51. Hujan

7 2 0
                                    

Sejak subuh hujan turun lumayan deras. Bergelung di bawah selimut pasti terasa nikmat. Udaranya dingin membuat mata Qiya tergoda untuk kembali terpejam. Selepas sholat subuh Qiya benar-benar melaksanakan permintaan matanya dan merebahkan tubuhnya lagi di atas kasur.

Ia pikir 30menit cukup untuk menikmati cuara pagi ini. Tapi ia salah, ternyata sudah satu jam berlalu. Waktu seolah mendukung Qiya untuk tidak pergi sekolah, rasanya cepat sekali.

Gedoran dari pintu kamar membuat Qiya mendengus, ia sudah hafal siapa pelakunya. "Iya udah banguunn!! Lo mau sekolah emang?" Teriaknya tanpa berniat membuka pintu.

"Iyalah, gue ada jadwal wali kelas! Kudu masuk. Buruan siap-siap," jawab Yasir dari luar.

"Ah hujan kali.. mending tidur. Gue gak masuk lah!"

"Gue bilangin Mama!!" Ancam Yasir.

"Iya tolong bilangin gue gak enak badan makanya gak sekolah dulu."

Yasir kembali menggedor pintu kamar Qiya. "Bangun! Bangun! Bangun! Gak sudi gue berangkat sekolah sedangkan lo enak-enak tidur!"

Qiya tidak peduli dan kembali memejamkan matanya. 5 menit kemudian, pintunya diketuk pelan.

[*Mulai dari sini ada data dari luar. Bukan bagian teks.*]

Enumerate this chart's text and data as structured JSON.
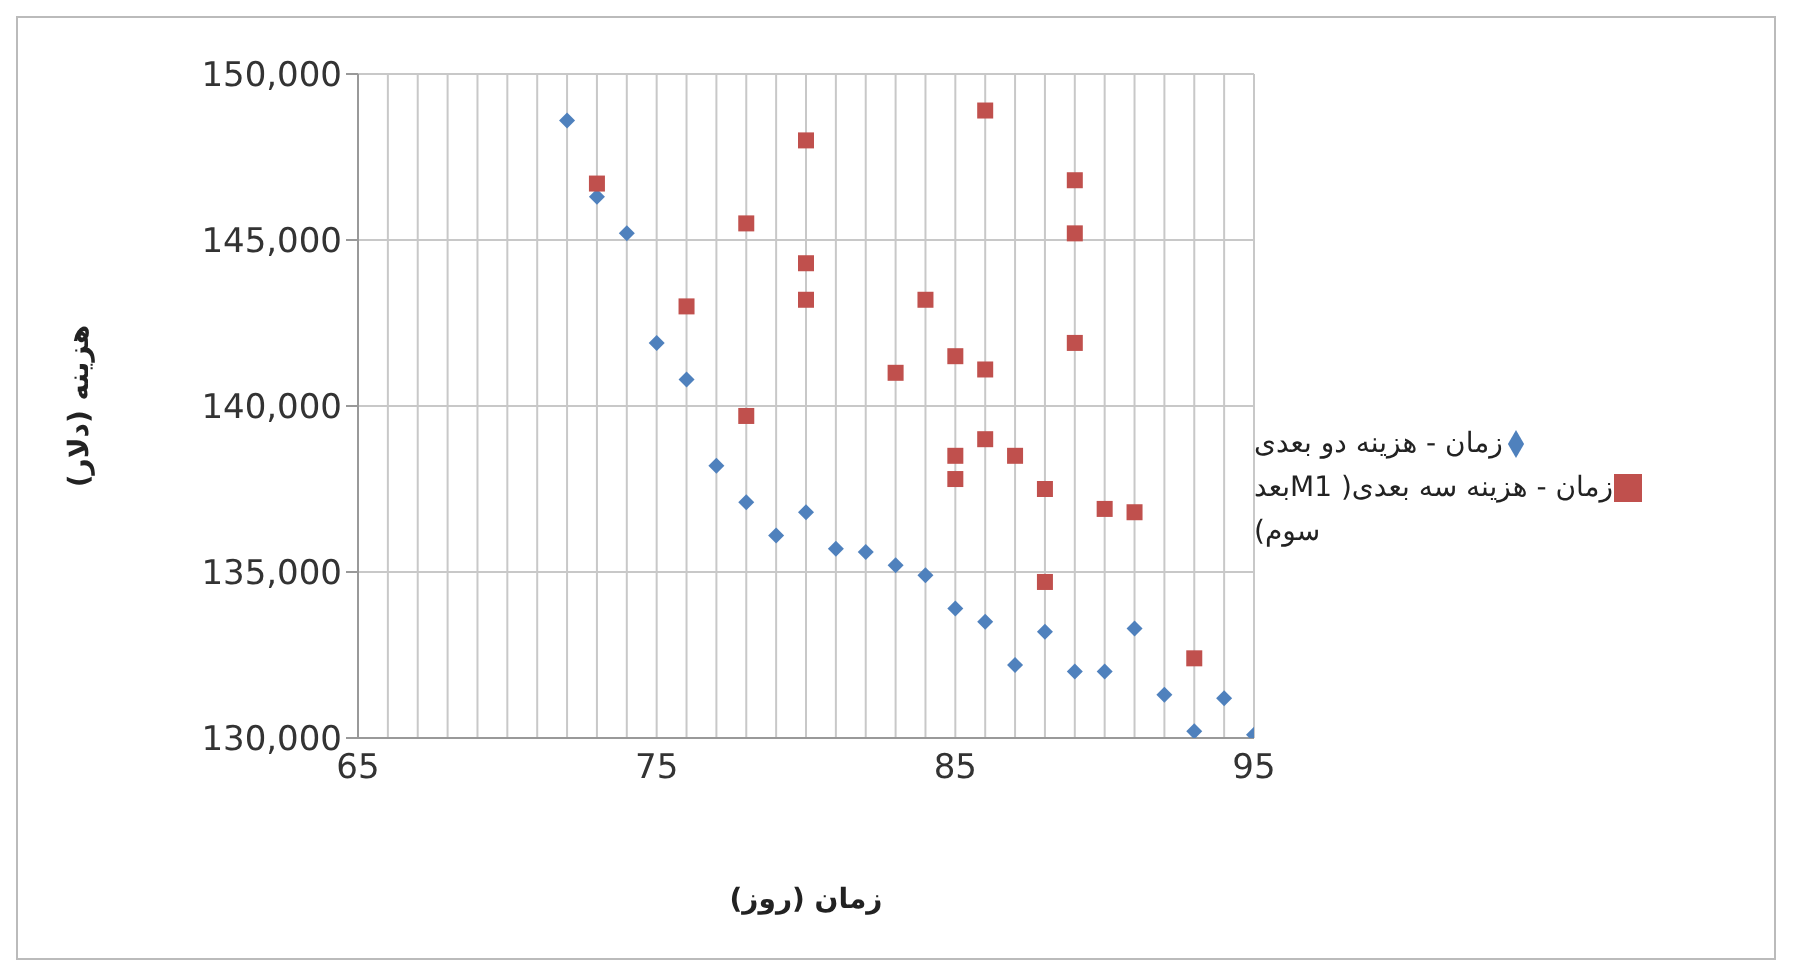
{
  "chart_data": {
    "type": "scatter",
    "xlabel": "زمان (روز)",
    "ylabel": "هزینه (دلار)",
    "xlim": [
      65,
      95
    ],
    "ylim": [
      130000,
      150000
    ],
    "xticks": [
      65,
      {
        "value": 66,
        "label": null
      },
      {
        "value": 67,
        "label": null
      },
      {
        "value": 68,
        "label": null
      },
      {
        "value": 69,
        "label": null
      },
      {
        "value": 70,
        "label": null
      },
      {
        "value": 71,
        "label": null
      },
      {
        "value": 72,
        "label": null
      },
      {
        "value": 73,
        "label": null
      },
      {
        "value": 74,
        "label": null
      },
      75,
      {
        "value": 76,
        "label": null
      },
      {
        "value": 77,
        "label": null
      },
      {
        "value": 78,
        "label": null
      },
      {
        "value": 79,
        "label": null
      },
      {
        "value": 80,
        "label": null
      },
      {
        "value": 81,
        "label": null
      },
      {
        "value": 82,
        "label": null
      },
      {
        "value": 83,
        "label": null
      },
      {
        "value": 84,
        "label": null
      },
      85,
      {
        "value": 86,
        "label": null
      },
      {
        "value": 87,
        "label": null
      },
      {
        "value": 88,
        "label": null
      },
      {
        "value": 89,
        "label": null
      },
      {
        "value": 90,
        "label": null
      },
      {
        "value": 91,
        "label": null
      },
      {
        "value": 92,
        "label": null
      },
      {
        "value": 93,
        "label": null
      },
      {
        "value": 94,
        "label": null
      },
      95
    ],
    "yticks": [
      {
        "value": 130000,
        "label": "130,000"
      },
      {
        "value": 135000,
        "label": "135,000"
      },
      {
        "value": 140000,
        "label": "140,000"
      },
      {
        "value": 145000,
        "label": "145,000"
      },
      {
        "value": 150000,
        "label": "150,000"
      }
    ],
    "grid": true,
    "legend": "right",
    "series": [
      {
        "name": "زمان - هزینه دو بعدی",
        "color": "#4f81bd",
        "marker": "diamond",
        "x": [
          72,
          73,
          74,
          75,
          76,
          77,
          78,
          79,
          80,
          81,
          82,
          83,
          84,
          85,
          86,
          87,
          88,
          89,
          90,
          91,
          92,
          93,
          94,
          95
        ],
        "values": [
          148600,
          146300,
          145200,
          141900,
          140800,
          138200,
          137100,
          136100,
          136800,
          135700,
          135600,
          135200,
          134900,
          133900,
          133500,
          132200,
          133200,
          132000,
          132000,
          133300,
          131300,
          130200,
          131200,
          130100
        ]
      },
      {
        "name": "زمان - هزینه سه بعدی( M1بعد سوم)",
        "color": "#c0504d",
        "marker": "square",
        "x": [
          73,
          76,
          78,
          78,
          80,
          80,
          80,
          83,
          84,
          85,
          85,
          85,
          86,
          86,
          86,
          87,
          88,
          88,
          89,
          89,
          89,
          90,
          91,
          93
        ],
        "values": [
          146700,
          143000,
          139700,
          145500,
          148000,
          144300,
          143200,
          141000,
          143200,
          141500,
          138500,
          137800,
          148900,
          141100,
          139000,
          138500,
          137500,
          134700,
          146800,
          145200,
          141900,
          136900,
          136800,
          132400
        ]
      }
    ]
  }
}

Itu berarti Mama yamg berdiri di depannya.

"Qiyaa buruan mandi! Sekolah!!! Kamu udah bagus minggu ini gak ada bolos!!!" Tidak seperti ketukan dipintu yang terdengar ramah, suara mama masih saja terdengar galak.

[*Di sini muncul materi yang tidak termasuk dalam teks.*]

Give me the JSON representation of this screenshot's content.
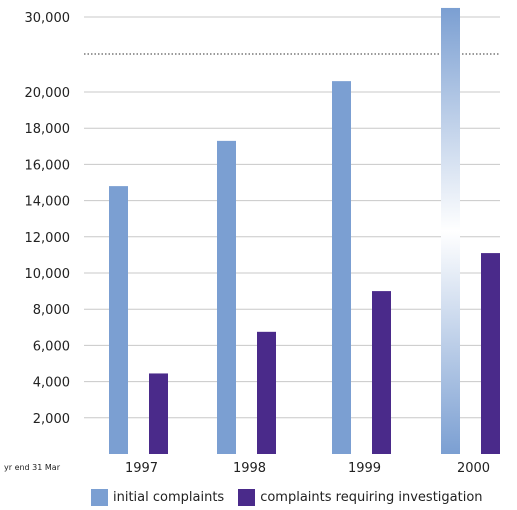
{
  "chart_data": {
    "type": "bar",
    "title": "",
    "xlabel": "",
    "ylabel": "",
    "axis_note": "yr end 31 Mar",
    "categories": [
      "1997",
      "1998",
      "1999",
      "2000"
    ],
    "series": [
      {
        "name": "initial complaints",
        "color": "#7b9fd2",
        "values": [
          14800,
          17300,
          20600,
          30500
        ]
      },
      {
        "name": "complaints requiring investigation",
        "color": "#4a2a8a",
        "values": [
          4450,
          6750,
          9000,
          11100
        ]
      }
    ],
    "y_ticks": [
      "2,000",
      "4,000",
      "6,000",
      "8,000",
      "10,000",
      "12,000",
      "14,000",
      "16,000",
      "18,000",
      "20,000",
      "30,000"
    ],
    "ylim": [
      0,
      31000
    ],
    "axis_break": {
      "from": 21000,
      "to": 29000
    },
    "grid": true,
    "legend_position": "bottom"
  }
}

Karena tidak mau kena marah, Qiya akhirnya beranjak masuk ke dalam kamar mandi untuk bersiap sekolah. Sebelumnya ia menjawab teriakan Mamanya dulu dengan singkat.

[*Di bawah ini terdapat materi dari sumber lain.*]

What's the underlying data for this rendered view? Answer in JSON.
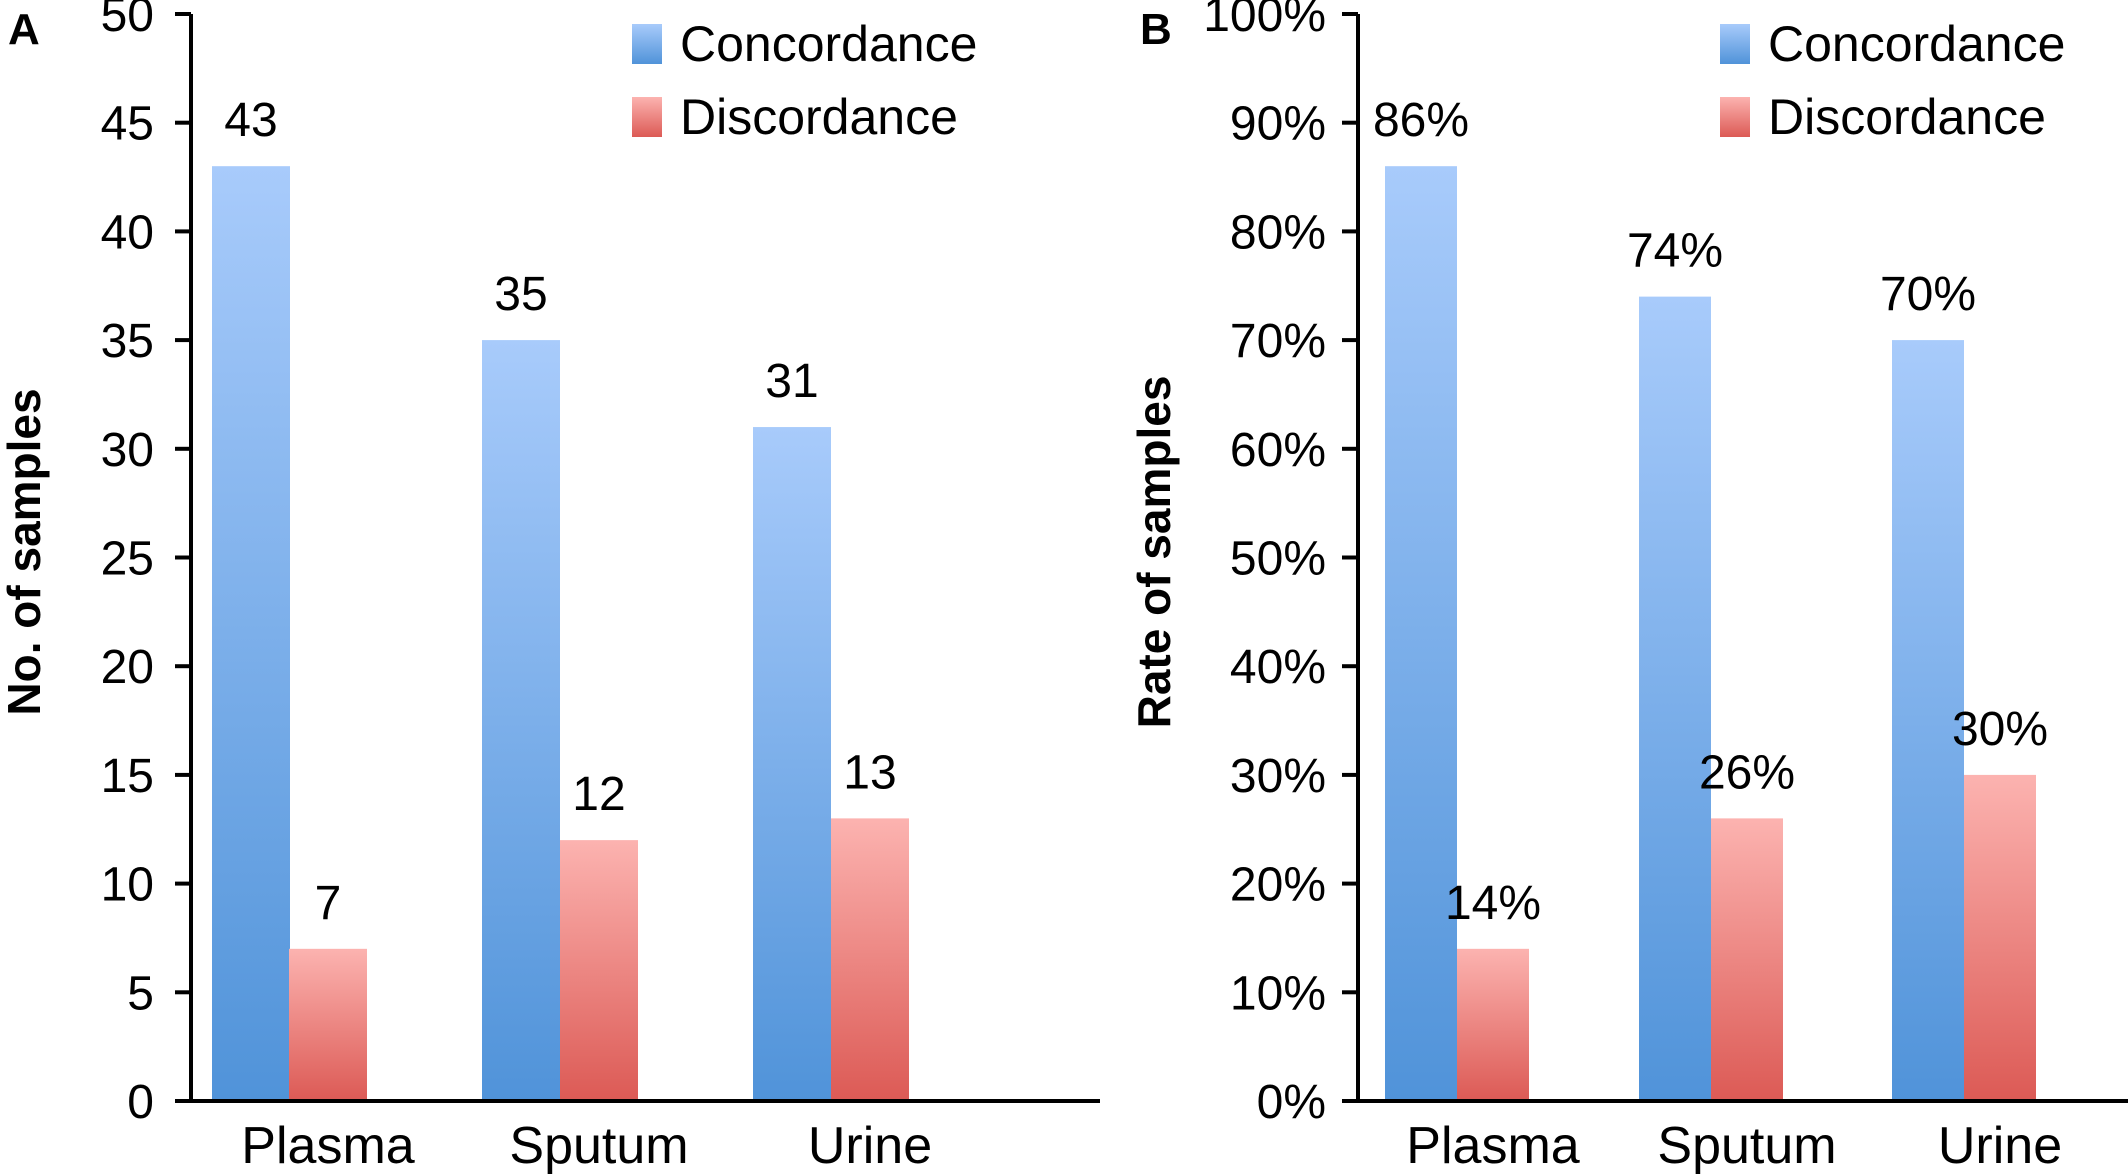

15menit cukup untuk Qiya siap berangkat sekolah. Ia menghampiri Yasir yang masih duduk santai di sofa tangan kanannya memegang satu roti dan tangan kirinya sibuk dengan ponsel.

"Gaskeun!!" Ajak Qiya lalu pergi duluan ke depan rumah.

Ia melihat hujan yang sudah mulai reda. Hanya sisa rintikan kecil yang masih turun dari atas langit.

Tak lama ia dan Yasir mulai pergi menjauh meninggalkan pekarangan rumah untuk ke sekolah. Di perjalanan, Qiya kedinginan karena udara di luar ternyata lebih dingin lagi. Qiya juga tidak pakai jaket.

Tapi matanya terlihat berbinar kala bumi tampak lebih bersih setelah di guyur hujan sejak subuh. Auranya sangat sejuk sekali. Inilah yang Qiya sukai, pagi hari dengan rintik hujan. Rasanya manis dan romantis.

Qiya seketika jadi terbayang indahnya pergi sekolah bersama orang terkasihnya dengan cuaca yang menjadi favorit nya ini. Bibirnya melekukan senyuman manis, hawa dingin seketika ia lupakan dan membiarkan angin menerpa kulit wajahnya.

"Kak Fatur kalo hujan gini sekolah kan?" Tanyanya kepada Yasir.

Kakaknya hanya diam tidak menjawab. Hingga Qiya harus mengulangi pertanyaannya dengan suara yang sedikit ia teriakkan.

Yasir menoleh, "gue denger kali."

"Ya makanya jawab!"

"Ya, dia kalo gue dan Riza sekolah pasti sekolah. Kenapa sih masih aja nanyain Fatur, jelas-jelas punya doi."

"Ya biarin sih, perasaan gak bisa dibohongi."

"Kasian Irham, udah usaha bantu lo move on sampe rela jadi pelarian," sindir Yasir.

"Lo istigfar kak bilang gitu. Sejahat-jahatnya gue gak sampe buat Irham jadi pelarian. Gue cuma coba aja, siapa tau gue bisa lebih mudah suka sama dia lagi karena dulu pernah deket."

"Iya deh terserah lo! Bosen gue. Sana turun!" Qiya menoleh menatap warung depan tempat Yasir berhenti. Ternyata sudah sampai.

Sedikit lebih lama karena Yasir bawa motornya pelan banget. Katanya sayang motornya baru ia cuci kemarin sore. Ah nanti siang juga kotor lagi padahal. Tapi gak papa juga sih, Qiya jadi bisa lebih lama menikmati udara yang indah pagi ini.